It is interesting to note that the multiple large inversions in the Chlamydia chromosomes occur around the axes of the origins of replication and termination (Fig. 2B). Recombination across the origins has been seen in other eubacteria (14–16) but the chlamydiae provide one of the clearest illustrations of how this phenomenon affects the architecture of the genome. Another significant feature of the chlamydiae genomes is tandemly repeated genes. Figure 3A and B charts the positions of the duplicated genes of C.trachomatis and C.pneumoniae and those that have the nearest sequence match to another gene in the same chromosome. Mostly, these genes are situated next to each other, indicating a recent recombination event.
Figure 3.
Gene duplications in (A) C.pneumoniae AR39 and (B) C.trachomatis MoPn. Duplicated genes in each chromosome were identified as having a score in a Fasta3 comparison of <10–8. The location of each gene and its duplicate on the chromosome were plotted.

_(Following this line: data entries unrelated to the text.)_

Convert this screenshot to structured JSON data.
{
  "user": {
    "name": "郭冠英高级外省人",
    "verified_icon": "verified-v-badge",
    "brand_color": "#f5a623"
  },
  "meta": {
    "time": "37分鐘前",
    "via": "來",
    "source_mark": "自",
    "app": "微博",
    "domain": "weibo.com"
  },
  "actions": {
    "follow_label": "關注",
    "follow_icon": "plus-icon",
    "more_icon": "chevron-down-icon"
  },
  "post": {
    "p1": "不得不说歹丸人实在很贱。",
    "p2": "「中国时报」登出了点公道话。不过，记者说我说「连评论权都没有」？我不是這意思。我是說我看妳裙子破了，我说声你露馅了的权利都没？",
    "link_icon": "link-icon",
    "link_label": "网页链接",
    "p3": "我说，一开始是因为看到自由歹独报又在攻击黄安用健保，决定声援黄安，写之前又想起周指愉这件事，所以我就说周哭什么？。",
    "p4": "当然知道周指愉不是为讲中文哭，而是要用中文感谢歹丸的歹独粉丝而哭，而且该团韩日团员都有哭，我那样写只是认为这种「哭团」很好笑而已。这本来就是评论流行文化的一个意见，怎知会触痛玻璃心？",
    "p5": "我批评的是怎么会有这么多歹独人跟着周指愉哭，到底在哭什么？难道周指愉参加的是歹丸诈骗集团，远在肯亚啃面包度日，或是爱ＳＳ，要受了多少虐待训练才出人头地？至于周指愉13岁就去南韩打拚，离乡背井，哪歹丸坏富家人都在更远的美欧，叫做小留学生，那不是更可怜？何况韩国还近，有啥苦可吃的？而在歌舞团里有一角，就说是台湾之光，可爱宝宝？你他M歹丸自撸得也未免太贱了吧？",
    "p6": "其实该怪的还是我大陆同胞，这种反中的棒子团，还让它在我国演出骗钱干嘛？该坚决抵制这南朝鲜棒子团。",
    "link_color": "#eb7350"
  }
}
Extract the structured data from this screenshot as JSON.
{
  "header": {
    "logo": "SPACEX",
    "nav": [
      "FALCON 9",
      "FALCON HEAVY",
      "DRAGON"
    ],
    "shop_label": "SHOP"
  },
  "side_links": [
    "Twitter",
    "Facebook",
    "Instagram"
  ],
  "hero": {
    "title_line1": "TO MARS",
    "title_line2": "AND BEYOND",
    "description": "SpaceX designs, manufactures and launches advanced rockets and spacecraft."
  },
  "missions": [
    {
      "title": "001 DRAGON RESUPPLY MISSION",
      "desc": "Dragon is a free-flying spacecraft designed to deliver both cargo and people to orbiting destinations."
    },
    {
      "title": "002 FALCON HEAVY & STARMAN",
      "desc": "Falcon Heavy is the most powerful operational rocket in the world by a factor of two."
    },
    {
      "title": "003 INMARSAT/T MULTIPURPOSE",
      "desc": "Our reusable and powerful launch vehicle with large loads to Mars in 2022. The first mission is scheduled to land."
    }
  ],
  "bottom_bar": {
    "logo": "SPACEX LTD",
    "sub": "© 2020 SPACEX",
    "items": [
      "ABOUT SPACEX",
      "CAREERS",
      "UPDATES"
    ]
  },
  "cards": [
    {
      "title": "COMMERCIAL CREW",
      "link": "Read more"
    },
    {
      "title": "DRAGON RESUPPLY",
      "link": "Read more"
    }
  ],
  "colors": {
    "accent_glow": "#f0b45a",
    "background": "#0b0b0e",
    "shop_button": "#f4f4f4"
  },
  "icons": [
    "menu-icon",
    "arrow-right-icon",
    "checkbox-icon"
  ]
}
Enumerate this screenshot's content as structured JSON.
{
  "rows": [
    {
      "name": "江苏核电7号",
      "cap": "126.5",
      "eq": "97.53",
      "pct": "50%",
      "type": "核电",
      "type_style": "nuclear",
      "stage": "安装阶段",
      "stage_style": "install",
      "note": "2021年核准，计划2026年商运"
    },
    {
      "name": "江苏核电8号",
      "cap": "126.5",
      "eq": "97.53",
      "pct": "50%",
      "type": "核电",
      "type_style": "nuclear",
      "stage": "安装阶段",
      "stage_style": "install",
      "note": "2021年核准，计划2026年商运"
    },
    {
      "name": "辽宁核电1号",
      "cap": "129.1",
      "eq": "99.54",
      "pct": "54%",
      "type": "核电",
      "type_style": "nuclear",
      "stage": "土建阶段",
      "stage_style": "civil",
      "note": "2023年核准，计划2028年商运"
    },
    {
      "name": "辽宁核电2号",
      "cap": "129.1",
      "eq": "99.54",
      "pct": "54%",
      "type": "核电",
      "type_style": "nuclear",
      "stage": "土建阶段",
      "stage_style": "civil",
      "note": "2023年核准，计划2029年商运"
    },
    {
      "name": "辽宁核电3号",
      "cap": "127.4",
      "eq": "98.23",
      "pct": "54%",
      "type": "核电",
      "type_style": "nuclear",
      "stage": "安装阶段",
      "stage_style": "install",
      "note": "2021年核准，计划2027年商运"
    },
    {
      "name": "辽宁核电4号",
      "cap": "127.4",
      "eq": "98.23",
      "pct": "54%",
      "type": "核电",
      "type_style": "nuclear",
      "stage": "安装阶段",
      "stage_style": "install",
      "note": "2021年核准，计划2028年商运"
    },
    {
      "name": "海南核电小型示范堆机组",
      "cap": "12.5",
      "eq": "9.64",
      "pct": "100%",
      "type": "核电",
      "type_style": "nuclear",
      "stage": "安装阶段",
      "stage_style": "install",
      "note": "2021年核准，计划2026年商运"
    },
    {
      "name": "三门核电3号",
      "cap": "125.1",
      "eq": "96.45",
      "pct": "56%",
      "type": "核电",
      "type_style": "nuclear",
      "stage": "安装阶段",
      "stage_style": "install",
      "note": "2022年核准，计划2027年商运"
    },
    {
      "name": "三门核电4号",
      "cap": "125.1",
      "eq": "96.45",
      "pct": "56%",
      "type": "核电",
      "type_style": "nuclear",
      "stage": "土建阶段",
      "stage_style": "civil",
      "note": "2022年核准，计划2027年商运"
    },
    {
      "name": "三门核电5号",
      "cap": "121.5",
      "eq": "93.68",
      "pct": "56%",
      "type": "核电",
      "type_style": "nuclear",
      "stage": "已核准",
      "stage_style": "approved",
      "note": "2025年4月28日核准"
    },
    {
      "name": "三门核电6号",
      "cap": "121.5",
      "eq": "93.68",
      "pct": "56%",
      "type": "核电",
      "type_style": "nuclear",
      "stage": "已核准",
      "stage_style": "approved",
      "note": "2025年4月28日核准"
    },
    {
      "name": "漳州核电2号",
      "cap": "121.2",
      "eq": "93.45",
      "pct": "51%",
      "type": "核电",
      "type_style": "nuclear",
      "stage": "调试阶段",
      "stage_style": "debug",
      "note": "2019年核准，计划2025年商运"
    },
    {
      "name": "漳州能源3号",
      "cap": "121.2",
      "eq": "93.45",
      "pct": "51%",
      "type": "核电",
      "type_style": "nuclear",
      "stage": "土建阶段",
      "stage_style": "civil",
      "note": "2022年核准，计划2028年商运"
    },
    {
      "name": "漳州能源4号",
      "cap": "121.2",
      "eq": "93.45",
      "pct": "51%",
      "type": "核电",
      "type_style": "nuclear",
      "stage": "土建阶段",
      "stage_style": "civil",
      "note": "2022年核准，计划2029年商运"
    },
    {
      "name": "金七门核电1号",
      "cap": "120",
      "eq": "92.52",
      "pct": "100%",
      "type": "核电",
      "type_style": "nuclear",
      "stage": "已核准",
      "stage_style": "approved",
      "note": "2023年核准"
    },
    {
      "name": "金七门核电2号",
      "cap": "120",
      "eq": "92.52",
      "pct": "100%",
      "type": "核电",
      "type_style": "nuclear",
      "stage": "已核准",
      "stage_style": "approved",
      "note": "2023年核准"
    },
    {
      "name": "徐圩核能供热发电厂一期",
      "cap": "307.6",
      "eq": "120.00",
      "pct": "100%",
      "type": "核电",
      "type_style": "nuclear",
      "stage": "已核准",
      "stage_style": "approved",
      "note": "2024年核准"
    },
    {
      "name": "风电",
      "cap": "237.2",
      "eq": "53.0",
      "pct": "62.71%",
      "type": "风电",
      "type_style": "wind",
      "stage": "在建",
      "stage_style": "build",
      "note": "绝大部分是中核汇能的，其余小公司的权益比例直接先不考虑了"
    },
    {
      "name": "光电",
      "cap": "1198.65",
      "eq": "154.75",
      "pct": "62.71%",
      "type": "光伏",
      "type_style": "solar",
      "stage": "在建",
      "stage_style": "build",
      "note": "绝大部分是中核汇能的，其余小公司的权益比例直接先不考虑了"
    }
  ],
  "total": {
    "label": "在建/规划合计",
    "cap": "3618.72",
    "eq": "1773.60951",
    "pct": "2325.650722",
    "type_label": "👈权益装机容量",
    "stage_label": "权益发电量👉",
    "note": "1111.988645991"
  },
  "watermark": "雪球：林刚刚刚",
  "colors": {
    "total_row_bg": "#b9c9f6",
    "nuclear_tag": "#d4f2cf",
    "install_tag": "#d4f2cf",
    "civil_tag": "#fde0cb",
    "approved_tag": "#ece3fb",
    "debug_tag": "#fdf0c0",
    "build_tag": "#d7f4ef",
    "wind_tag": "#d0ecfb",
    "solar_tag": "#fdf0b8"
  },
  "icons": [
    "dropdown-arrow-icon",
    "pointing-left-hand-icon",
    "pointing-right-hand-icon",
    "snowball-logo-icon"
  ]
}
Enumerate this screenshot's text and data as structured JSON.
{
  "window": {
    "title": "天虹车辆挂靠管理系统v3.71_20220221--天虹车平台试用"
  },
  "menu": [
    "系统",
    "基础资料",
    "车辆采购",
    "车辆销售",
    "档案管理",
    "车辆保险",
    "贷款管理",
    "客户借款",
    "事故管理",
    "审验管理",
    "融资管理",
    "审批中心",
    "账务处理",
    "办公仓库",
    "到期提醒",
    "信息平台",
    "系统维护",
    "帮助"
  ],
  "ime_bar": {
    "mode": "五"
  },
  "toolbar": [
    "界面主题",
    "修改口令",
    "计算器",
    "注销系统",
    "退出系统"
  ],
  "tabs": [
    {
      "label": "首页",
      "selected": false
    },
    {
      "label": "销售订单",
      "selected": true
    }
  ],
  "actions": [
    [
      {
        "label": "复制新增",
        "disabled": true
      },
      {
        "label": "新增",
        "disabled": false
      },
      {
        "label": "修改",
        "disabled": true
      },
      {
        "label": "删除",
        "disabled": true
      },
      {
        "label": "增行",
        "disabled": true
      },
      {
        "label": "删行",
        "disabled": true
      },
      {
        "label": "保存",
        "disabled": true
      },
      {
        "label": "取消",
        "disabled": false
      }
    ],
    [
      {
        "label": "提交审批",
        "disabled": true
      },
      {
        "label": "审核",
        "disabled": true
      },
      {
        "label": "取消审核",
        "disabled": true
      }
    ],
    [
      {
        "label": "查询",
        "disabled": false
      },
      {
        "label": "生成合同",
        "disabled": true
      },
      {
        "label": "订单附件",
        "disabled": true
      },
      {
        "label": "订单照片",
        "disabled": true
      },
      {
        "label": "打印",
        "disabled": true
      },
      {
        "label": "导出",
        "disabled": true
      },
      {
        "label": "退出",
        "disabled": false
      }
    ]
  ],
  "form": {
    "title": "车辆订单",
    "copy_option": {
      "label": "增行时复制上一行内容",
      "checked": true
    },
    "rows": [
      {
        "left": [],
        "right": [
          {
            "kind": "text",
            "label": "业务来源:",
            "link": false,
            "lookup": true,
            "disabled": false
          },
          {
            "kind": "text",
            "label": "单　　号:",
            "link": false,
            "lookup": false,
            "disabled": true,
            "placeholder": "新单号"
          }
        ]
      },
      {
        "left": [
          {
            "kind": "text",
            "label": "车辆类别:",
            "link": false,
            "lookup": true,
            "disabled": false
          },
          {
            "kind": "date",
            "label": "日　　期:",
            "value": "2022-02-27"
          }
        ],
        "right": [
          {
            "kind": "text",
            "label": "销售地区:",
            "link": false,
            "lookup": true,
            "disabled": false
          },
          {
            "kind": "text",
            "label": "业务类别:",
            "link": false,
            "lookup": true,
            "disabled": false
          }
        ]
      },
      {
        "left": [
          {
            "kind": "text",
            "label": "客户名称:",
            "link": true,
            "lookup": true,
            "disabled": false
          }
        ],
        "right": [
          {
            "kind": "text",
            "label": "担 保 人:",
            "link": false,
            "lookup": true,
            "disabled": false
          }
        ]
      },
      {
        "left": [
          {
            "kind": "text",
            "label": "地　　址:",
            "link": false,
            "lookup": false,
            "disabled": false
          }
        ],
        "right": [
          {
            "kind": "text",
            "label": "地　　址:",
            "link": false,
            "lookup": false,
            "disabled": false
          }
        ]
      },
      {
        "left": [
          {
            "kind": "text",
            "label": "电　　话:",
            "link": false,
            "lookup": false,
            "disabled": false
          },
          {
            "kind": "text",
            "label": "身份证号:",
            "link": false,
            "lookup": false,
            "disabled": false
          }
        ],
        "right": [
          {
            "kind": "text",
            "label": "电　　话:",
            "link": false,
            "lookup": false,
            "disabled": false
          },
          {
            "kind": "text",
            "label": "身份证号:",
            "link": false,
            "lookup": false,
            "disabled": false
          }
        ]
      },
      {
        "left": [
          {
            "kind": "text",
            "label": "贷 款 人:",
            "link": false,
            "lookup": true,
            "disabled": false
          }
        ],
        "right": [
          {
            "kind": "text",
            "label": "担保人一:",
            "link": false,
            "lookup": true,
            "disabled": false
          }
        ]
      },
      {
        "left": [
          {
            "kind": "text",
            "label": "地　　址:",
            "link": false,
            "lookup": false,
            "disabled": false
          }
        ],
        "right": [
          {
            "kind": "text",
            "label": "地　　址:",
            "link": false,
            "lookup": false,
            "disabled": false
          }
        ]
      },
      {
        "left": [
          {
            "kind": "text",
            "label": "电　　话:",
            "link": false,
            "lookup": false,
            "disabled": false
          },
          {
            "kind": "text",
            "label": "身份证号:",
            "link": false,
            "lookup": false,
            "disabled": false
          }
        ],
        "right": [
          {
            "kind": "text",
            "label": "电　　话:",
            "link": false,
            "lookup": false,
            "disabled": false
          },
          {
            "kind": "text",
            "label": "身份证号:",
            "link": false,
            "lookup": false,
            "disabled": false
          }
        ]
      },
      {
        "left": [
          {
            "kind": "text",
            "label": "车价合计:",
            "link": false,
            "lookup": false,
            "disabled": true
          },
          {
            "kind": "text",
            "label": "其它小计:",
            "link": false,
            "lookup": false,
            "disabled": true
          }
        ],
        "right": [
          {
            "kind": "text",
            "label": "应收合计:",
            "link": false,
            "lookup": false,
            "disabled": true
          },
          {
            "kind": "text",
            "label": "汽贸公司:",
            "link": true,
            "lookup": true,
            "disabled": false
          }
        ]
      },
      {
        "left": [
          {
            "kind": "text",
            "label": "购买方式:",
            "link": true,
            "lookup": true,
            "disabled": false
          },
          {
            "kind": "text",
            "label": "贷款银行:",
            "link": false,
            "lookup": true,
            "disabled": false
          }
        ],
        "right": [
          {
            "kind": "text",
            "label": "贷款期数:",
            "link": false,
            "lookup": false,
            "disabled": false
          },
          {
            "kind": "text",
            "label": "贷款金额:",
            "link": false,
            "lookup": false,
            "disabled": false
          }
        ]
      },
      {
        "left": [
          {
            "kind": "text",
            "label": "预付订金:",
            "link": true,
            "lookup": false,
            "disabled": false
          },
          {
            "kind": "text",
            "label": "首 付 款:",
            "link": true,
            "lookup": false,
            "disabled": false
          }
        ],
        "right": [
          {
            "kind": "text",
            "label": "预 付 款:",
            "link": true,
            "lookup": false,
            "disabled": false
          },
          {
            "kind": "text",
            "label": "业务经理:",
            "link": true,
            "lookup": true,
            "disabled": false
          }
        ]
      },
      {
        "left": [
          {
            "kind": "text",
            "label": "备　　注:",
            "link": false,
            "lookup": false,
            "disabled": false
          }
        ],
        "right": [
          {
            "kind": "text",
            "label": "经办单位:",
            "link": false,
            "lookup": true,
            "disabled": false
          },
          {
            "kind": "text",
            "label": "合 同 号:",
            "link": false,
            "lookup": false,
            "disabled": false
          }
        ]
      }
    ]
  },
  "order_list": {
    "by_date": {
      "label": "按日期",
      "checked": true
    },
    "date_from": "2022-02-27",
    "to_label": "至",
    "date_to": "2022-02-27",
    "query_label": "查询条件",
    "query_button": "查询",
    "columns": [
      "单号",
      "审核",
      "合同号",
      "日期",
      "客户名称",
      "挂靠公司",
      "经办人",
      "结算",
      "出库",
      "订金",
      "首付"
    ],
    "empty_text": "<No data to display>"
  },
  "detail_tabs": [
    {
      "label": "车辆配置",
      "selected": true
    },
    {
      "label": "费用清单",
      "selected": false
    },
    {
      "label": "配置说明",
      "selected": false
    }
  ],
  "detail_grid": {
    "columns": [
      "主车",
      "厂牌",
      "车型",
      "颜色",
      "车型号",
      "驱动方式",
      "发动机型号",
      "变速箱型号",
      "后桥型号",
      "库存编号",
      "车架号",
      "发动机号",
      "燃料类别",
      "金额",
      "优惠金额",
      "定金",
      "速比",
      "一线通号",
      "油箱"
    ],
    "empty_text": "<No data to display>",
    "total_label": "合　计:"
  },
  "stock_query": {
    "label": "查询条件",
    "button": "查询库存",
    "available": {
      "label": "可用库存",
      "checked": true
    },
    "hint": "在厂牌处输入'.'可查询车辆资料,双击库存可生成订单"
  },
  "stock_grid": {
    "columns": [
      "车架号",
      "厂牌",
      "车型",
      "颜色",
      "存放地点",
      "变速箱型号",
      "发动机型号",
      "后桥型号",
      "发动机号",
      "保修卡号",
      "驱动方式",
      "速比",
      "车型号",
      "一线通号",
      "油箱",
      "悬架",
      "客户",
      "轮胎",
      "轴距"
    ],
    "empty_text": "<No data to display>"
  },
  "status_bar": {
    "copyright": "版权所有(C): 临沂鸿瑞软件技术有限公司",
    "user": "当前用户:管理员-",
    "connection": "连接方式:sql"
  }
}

The origin-linked inversions and tandem duplication events are more clearly observable in Chlamydia than in other bacteria because of the apparent paucity of intra-genomic DNA rearrangement and the rarity of sequences from extraneous sources. There are no IS elements or other dispersed repeated sequences in the genomes to promote intramolecular rearrangements and disrupt the synteny of the genetic organization. Judging from a lack of variation in the ratio of GC to AT nucleotides across the genomes (data not shown) there are no regions from any of the four sequenced Chlamydia genomes that have recently been transferred from an evolutionarily diverged organism.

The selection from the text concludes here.